Cameroun: au moins trois blessés dans une manifestation de l'opposition

C'est à Douala, la capitale économique du pays (ici une banlieue de la ville en 2008) qu'ont eu lieu les heurts les plus violents samedi 26 janvier. Fanny Pigeaud, AFP

u moins trois personnes ont été blessées samedi au Cameroun dans une manifestation non autorisée du parti politique de Maurice Kamto, l'ex-candidat à l'élection présidentielle d'octobre qui revendique toujours la victoire, selon le Mouvement pour la Renaissance du Cameroun (MRC).

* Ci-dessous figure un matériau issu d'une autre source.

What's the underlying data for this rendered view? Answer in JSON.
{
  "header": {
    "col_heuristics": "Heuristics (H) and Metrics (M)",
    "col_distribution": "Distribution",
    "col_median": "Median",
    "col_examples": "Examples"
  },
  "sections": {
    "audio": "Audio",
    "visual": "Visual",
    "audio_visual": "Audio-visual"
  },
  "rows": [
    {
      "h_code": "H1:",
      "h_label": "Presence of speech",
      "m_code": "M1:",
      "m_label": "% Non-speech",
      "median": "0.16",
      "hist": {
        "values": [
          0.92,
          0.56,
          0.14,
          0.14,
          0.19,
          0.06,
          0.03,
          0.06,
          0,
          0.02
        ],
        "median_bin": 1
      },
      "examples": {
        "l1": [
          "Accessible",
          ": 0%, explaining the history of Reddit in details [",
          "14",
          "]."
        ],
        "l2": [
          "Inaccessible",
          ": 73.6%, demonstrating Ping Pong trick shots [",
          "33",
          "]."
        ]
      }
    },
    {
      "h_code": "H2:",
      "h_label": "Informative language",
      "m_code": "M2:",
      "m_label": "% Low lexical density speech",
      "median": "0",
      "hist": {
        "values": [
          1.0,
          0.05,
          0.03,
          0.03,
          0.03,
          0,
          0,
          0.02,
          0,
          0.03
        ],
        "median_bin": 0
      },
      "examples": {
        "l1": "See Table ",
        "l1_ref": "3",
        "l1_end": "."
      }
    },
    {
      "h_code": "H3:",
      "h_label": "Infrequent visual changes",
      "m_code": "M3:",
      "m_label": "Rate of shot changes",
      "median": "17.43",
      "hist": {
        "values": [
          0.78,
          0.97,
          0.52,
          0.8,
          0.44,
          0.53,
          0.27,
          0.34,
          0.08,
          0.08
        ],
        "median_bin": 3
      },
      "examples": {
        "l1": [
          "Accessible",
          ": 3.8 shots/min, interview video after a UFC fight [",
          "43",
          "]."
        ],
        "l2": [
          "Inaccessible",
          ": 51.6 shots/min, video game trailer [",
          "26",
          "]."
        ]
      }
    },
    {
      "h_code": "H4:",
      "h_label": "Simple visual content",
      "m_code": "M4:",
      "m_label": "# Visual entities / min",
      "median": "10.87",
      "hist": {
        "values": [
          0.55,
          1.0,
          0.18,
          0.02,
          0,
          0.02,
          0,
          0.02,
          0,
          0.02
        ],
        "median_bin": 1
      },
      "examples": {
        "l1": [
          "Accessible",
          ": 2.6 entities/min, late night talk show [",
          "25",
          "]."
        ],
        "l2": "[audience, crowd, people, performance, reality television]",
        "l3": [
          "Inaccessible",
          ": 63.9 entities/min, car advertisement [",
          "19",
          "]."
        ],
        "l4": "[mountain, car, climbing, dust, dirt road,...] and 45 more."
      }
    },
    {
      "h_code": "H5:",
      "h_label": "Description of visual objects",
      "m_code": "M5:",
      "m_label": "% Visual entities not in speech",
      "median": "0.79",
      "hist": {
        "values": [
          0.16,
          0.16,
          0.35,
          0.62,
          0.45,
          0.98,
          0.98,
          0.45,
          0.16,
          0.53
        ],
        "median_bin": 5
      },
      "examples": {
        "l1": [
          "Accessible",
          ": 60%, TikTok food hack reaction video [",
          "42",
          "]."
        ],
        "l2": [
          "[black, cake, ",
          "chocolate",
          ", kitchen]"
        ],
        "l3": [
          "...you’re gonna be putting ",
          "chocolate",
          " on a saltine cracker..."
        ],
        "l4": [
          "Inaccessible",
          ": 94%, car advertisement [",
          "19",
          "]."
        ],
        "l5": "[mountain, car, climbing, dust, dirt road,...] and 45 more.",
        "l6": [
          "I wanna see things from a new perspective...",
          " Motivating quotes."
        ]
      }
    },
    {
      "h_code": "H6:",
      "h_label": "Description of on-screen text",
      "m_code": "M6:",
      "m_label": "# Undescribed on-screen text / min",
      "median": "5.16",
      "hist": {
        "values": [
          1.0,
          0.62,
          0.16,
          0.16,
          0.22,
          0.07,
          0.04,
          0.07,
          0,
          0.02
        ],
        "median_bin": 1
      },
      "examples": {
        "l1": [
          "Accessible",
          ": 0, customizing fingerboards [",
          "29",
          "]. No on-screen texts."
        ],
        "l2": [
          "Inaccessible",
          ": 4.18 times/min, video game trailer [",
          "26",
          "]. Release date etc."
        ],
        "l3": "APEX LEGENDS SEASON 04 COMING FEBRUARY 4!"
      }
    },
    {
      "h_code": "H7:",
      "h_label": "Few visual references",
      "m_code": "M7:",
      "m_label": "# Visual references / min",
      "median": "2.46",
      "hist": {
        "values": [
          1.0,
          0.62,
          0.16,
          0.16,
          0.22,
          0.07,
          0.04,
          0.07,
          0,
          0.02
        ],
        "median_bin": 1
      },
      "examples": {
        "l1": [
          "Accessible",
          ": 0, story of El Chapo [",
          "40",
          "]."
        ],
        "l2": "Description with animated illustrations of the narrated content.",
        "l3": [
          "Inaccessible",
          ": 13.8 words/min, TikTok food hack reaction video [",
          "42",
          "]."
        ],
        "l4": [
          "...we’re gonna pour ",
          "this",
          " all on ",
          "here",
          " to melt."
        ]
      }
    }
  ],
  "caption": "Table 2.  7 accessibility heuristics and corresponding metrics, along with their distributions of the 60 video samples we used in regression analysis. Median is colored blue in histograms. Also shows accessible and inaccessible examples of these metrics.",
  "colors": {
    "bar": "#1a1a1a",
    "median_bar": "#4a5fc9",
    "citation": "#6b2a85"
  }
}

"Plusieurs personnes ont été blessées par balle à Douala", la capitale économique camerounaise, a affirmé à l'AFP Paul-Eric Kingue, cadre du MRC et ancien directeur de campagne de Maurice Kamto, par téléphone.

Des photos d'au moins trois personnes blessées, dont un conseiller municipal cadre du MRC à Douala et une avocate renommée du parti, Me Michèle Ndoki, circulaient samedi matin sur les réseaux sociaux.

Un autre cadre du parti a confirmé que ces trois personnes avaient été blessées samedi matin.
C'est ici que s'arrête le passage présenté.